Via Lawrence Lessig - conservative think tank, the Progress and Freedom Foundation, has called for a review of the Federal Circuit's obviousness standard, saying it is letting too many bad patents through. 2 Senior Fellows of the Foundation filed an amicus brief (pdf) in the case of KSR v Teleflex. According to a press release, the case is about:
'a patent held by the respondent that claims "invention" of the combination of two pre-existing designs -- an automobile adjustable accelerator pedal and an electronic throttle control. A district court ruled against the patent, finding that anyone with an undergraduate degree or modest industry experience "would have found it obvious" to connect the two devices. A Federal Circuit Court of Appeals panel vacated that judgment because the petitioners hadn't found objective evidence that anyone suggested the combination before the respondents filed their patent.'
According to the PFF fellows,
'PFF, precisely because of its fierce insistence on the importance of intellectual property rights and markets to the world economy, is concerned that the patent system not overreach by trying to protect too much," DeLong and Singleton say. "Extensions of the system to cover creations that are not true advances cause misallocation of resources and provide ammunition to those whose goal it is to undermine the basic idea of patents....

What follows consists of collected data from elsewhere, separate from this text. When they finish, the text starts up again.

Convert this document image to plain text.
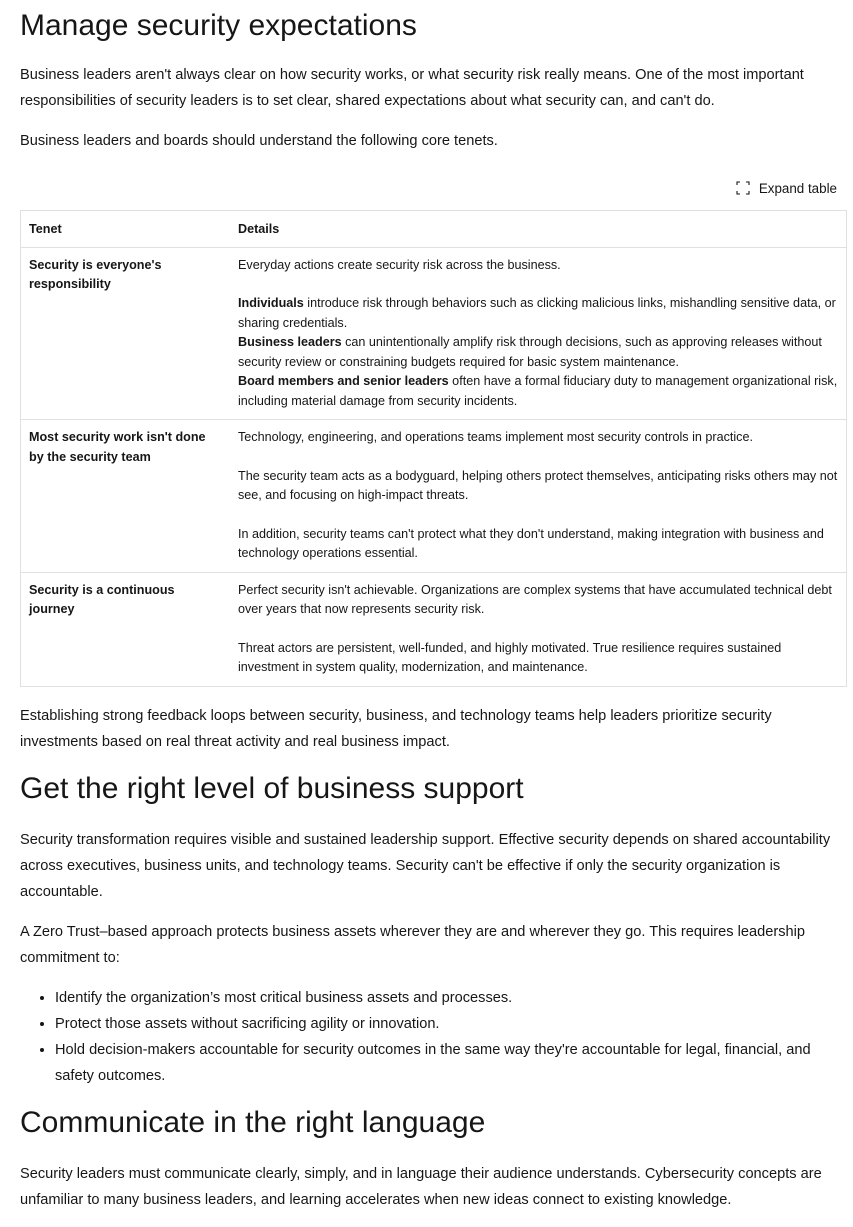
Manage security expectations

Business leaders aren't always clear on how security works, or what security risk really means. One of the most important responsibilities of security leaders is to set clear, shared expectations about what security can, and can't do.

Business leaders and boards should understand the following core tenets.

Expand table
Tenet	Details
Security is everyone's responsibility	Everyday actions create security risk across the business.
Individuals introduce risk through behaviors such as clicking malicious links, mishandling sensitive data, or sharing credentials.
Business leaders can unintentionally amplify risk through decisions, such as approving releases without security review or constraining budgets required for basic system maintenance.
Board members and senior leaders often have a formal fiduciary duty to management organizational risk, including material damage from security incidents.

Most security work isn't done by the security team	Technology, engineering, and operations teams implement most security controls in practice.
The security team acts as a bodyguard, helping others protect themselves, anticipating risks others may not see, and focusing on high-impact threats.
In addition, security teams can't protect what they don't understand, making integration with business and technology operations essential.

Security is a continuous journey	Perfect security isn't achievable. Organizations are complex systems that have accumulated technical debt over years that now represents security risk.
Threat actors are persistent, well-funded, and highly motivated. True resilience requires sustained investment in system quality, modernization, and maintenance.

Establishing strong feedback loops between security, business, and technology teams help leaders prioritize security investments based on real threat activity and real business impact.

Get the right level of business support

Security transformation requires visible and sustained leadership support. Effective security depends on shared accountability across executives, business units, and technology teams. Security can't be effective if only the security organization is accountable.

A Zero Trust–based approach protects business assets wherever they are and wherever they go. This requires leadership commitment to:

• Identify the organization’s most critical business assets and processes.
• Protect those assets without sacrificing agility or innovation.
• Hold decision-makers accountable for security outcomes in the same way they're accountable for legal, financial, and safety outcomes.
Communicate in the right language

Security leaders must communicate clearly, simply, and in language their audience understands. Cybersecurity concepts are unfamiliar to many business leaders, and learning accelerates when new ideas connect to existing knowledge.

...The Federal Circuit's test says, in essence, that all doubtful cases, all cases in the gray area, will be decided in favor of patentability. It has decided to run zero risk of rejecting a meritorious claim even at the cost of accepting numerous non-meritorious claims...This is not sensible doctrine. Nor is it in accord with the statutory language or the precedents of this Court'
24 Law Professors also filed an amicus in the case (pdf). The case has not yet been granted certiorari by the Supreme Court.